Participating in sport can be a rewarding experience no matter what your age.  Sport can develop character, resilience, social skills, respect, independence, cooperation, a sense of belonging, and a sense of competency and mastery of skills.  Above all, sport can be a major source of self-esteem, which is defined as an individuals feeling of self-worth that determines how valuable and competent they feel.  To maintain a relatively positive experience with sport, it is important for individuals to have a healthy perspective of sport in that it can build those aforementioned attributes and characteristics.  In particular, it is helpful for sport to be viewed as important yet not an all-encompassing pursuit.

We often see athletes (at all levels) experiencing distress related to their sporting performance.  One of the key reasons being is that they largely judge their self-worth based on the outcome of their performance.  Although, a sporting outcome is one source of confidence (and a rather powerful source at that), it creates a problem when it is the only way an individual deems themselves of value.

Sport is one part of a person, but it is not the only part.

It is true that as an individual gets higher and higher in the level of their chosen sport more time is dedicated to their sport.  However, it is helpful to describe a person as a simple structure that is made up of a number of pillars and a roof.  Sport represents one of these pillars and it is probably a lot bigger in width than the other pillars (e.g., friends, family, hobbies, relationships, study etc.) around it.  However, if no time or effort is put in to the other pillars and something happens to go wrong with their sport, the roof of the structure will most likely become unstable and the individual’s will experience some heightened level of distress.  Of course it is not to say that an individual needs to make each pillar the exact same width but they do need to put some effort and time in those other areas.  In doing so, it will help reduce instability and distress because if something was to go wrong in their sport they would be okay.

They would bounce back a lot quicker as they are demonstrating their self-worth through more than one area of their life.

Elite athletes have reported the benefits of ‘managing the imbalance’, as we like to call it at Mental Notes.  For example, Queensland Firebird player Natalie Medhurst stated that,

“As much as I love netball, I have developed an important need to find a good balance between life on the court as well as life away from it..Enjoying time away from the court and focusing on other things can certainly do wonders”!

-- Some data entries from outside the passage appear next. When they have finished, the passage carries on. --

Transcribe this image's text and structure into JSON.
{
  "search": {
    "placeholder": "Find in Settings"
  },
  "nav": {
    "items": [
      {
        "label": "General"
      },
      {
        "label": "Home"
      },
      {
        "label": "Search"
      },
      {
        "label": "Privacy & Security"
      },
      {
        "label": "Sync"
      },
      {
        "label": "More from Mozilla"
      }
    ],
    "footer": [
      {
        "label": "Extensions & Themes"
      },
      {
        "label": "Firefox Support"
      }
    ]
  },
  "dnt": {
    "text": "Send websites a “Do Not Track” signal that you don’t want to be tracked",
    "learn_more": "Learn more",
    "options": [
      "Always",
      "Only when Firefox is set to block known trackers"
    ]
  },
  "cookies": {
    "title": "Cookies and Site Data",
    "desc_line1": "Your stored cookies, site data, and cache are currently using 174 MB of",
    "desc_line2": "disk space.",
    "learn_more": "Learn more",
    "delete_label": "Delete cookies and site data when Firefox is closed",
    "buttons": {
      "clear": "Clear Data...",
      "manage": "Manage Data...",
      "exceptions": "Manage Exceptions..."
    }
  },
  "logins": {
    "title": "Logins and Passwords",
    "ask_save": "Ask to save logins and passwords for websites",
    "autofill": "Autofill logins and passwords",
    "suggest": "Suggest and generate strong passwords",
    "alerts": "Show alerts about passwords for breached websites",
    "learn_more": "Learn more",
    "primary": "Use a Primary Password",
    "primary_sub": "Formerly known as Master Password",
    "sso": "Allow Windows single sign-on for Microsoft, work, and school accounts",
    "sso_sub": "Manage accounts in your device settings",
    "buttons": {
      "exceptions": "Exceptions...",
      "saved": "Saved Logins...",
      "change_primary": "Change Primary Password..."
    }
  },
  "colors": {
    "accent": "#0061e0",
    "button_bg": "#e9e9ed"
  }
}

Additionally, individuals can maintain a healthy self-worth and self-esteem by being objective about their performance.  That is, separating themselves as a person from their performance by reviewing the performance in an objective way.  Simply, individuals can identify from their performance in competition and training what they did well, what they learned, and what they could improve and how to improve in the next performance or at training.  People in the support network, such as parents, partners, friends and teammates, can also use this type of review process.  It’s recommended that support people to encourage a process-orientated approach to sporting performance by asking how the game/match/round went rather than whether they won.  Also, athletes have found it useful when parents have asked about other areas of their lives and not let conversations at home be dominated by their sport.

This topic of ‘managing the imbalance’ is such an influential aspect of a sports person’s life.  Consider how you or your athletes or your child measure their self-worth.  Is it time to add some pillars?